Friday, January 7, 2011 | By: Hazel

December Book: The Voyage of the Beagle by Charles Darwin

Sorry for the picture quality
The HMS Beagle set sail from Davenport, England on Dec. 27, 1831. Charles Darwin was on board the Beagle when it circumnavigated the world. This voyage lasted for 5 years. During this trip, Darwin wrote the journals which made him famous. Of course, around this time, he was still in the early stages of his theory of evolution, the theory which made him even more famous, though not in a positive way.

The fact that I have read this book from cover to cover is a cause for wonder. It is no light reading, to be honest. It took me forever to finish it. It is... boring. And that is putting it lightly. If you are a naturalist, which I highly doubt, maybe you'll find it interesting. The problem is I'm not. And what may otherwise be a ground-breaking observation was translated into profuse bleeding at the pores to a layman like myself.

Consider this line: "I am inclined to suspect that thunderstorms are very common in the mouth of great rivers. Is it not possible that the mixture of large bodies of fresh and salt water may disturb the electrical equilibrium?"

The what?

But just because it is not something that I understand completely or find interesting doesn't make it less great. Not withstanding the fact that Darwin bored me into a deep slumber, I have the utmost respect for the guy. That focus. That concentration. That skill for analysis. It could not have been easy to determine that "female ostrich lays several eggs in the nest of several other females and the male ostrich undertakes all the cares of incubation". Could he had determine this if he just sat in the shade and observed a bunch of ostrich for an hour? Highly unlikely. It is possible that he spent days studying their habits while the possibility of being butchered to death by violent Indians was very real. Unfortunately, it may break Darwin's heart that none of these mean anything to me. What the hell do I care about ostriches? I don't even eat them.

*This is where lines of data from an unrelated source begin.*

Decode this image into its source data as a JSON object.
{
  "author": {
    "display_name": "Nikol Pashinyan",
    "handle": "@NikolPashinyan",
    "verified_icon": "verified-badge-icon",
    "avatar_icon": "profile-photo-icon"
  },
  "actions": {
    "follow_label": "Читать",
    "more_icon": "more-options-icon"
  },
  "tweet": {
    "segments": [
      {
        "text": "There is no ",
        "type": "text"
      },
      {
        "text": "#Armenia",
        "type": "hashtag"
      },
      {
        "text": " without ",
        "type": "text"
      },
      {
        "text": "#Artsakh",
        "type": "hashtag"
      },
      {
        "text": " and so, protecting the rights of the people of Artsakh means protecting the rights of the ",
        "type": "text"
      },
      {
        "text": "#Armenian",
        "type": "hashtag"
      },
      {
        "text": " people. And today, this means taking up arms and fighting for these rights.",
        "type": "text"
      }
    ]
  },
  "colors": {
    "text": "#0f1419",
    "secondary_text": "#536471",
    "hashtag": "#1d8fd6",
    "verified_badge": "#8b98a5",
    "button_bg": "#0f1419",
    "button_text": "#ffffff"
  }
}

So here is what I think about the Voyage. It is not for pleasure reading. The only reason I picked it up was because I promised to include more serious reading materials to my pile. I should have picked something less scientific. I do not recommend it as a topic for casual conversations with friends and significant others. I do not recommended it as a topic for conversations period. Unless you hate the person you are talking to and you want to kill them with boredom. If you are trying to impress someone, do not use your knowledge of this book. The person you are trying to impress will think that you are a pompous ass of a geek. Of course, there are attempts at poetry: "A most paradoxical mixture of sound and silence pervades the shady part of the woods". And even attempts at, gasp, humor: "A profusion of food showed itself at dinner, where, if the tables did not groan, the guests surely did for everyone is expected to eat of every dish." But let me state this for the record: humor is not synonymous to Darwin.

In closing, let me leave you with another of Darwin's attempts to be funny: "The carancha  bird destroys young lambs by tearing the umbilical cord and it pursues the gallinazo until that bird is compelled to vomit up the carrion it may have recently gorged. All these facts show that it is a bird of very versatile habits and considerable ingenuity." Versatile? Ingenious? Would you have said that of a human who does the same things to his fellow beings? What a joke.